16. Efficient Nearest Neighbor Techniques #

  • Brute force is O(N)—not viable at scale
  • LSH hashes similar vectors into the same bucket
  • Tree-based methods (KD-tree, Ball-tree) work for low dimensions
  • HNSW and ScaNN handle large-scale, high-dimensional spaces efficiently

→ how can we trade off speed vs. accuracy using ANN techniques?

17. What Are Vector Databases? #

  • Built specifically to index and search embeddings
  • Combine ANN search (e.g., ScaNN, HNSW) with metadata filtering
  • Support hybrid search (semantic + keyword) with pre- and post-filtering

→ how do we ensure low-latency, high-recall vector search at scale?

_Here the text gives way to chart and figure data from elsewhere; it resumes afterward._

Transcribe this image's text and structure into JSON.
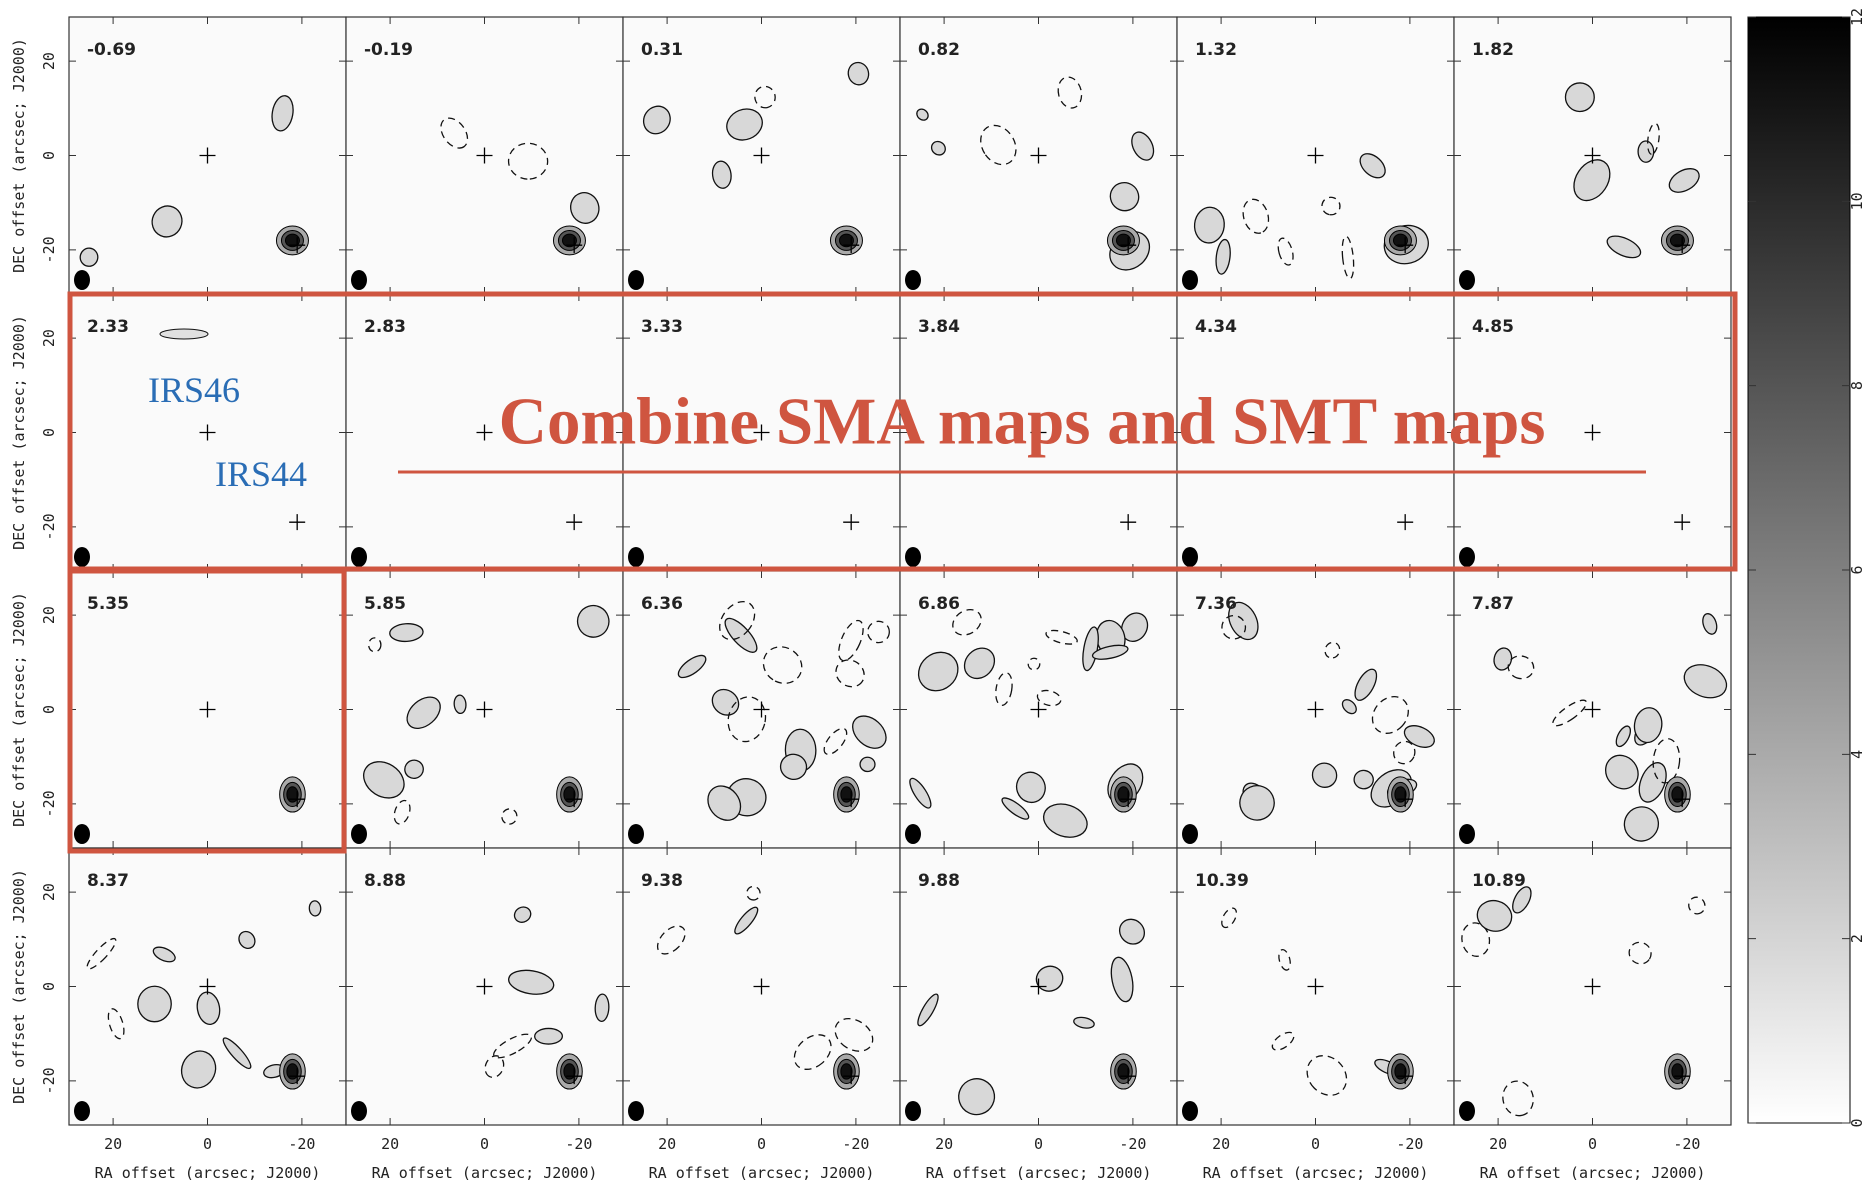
{
  "panels": [
    "-0.69",
    "-0.19",
    "0.31",
    "0.82",
    "1.32",
    "1.82",
    "2.33",
    "2.83",
    "3.33",
    "3.84",
    "4.34",
    "4.85",
    "5.35",
    "5.85",
    "6.36",
    "6.86",
    "7.36",
    "7.87",
    "8.37",
    "8.88",
    "9.38",
    "9.88",
    "10.39",
    "10.89"
  ],
  "axes": {
    "x_label": "RA offset (arcsec; J2000)",
    "y_label": "DEC offset (arcsec; J2000)",
    "x_ticks": [
      20,
      0,
      -20
    ],
    "y_ticks": [
      20,
      0,
      -20
    ]
  },
  "colorbar": {
    "ticks": [
      0,
      2,
      4,
      6,
      8,
      10,
      12
    ]
  },
  "annotations": {
    "title": "Combine SMA maps and SMT maps",
    "source_labels": [
      "IRS46",
      "IRS44"
    ]
  }
}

18. Operational Considerations #

  • Embeddings evolve over time—updates may be costly
  • Combine vector + keyword search for literal queries (e.g., IDs)
  • Choose vector DBs based on workload (e.g., AlloyDB for OLTP, BigQuery for OLAP)

→ how do we manage model/version drift and storage efficiency?

19. Core Use Cases #

Embeddings power:

  • Search & retrieval
  • Semantic similarity & deduplication
  • Recommendations
  • Clustering & anomaly detection
  • Few-shot classification
  • Retrieval Augmented Generation (RAG)

→ how do embeddings improve relevance and trust in LLM outputs?

20. Retrieval-Augmented Generation (RAG) #

  • RAG improves factual grounding and reduces hallucinations
  • Retrieves documents → augments prompt → generates answer
  • Return sources for transparency and human/LLM coherence check

→ how do we design RAG workflows for auditability and safety?

21. Key Takeaways #

  • Choose models and vector stores based on data, latency, cost, and security needs
  • Use ScaNN or HNSW for scalable ANN
  • Use hybrid filtering to improve search accuracy
  • RAG is critical for grounded LLMs

Closing insight: Embeddings + ANN + RAG form the foundation of trustworthy, scalable, semantic applications.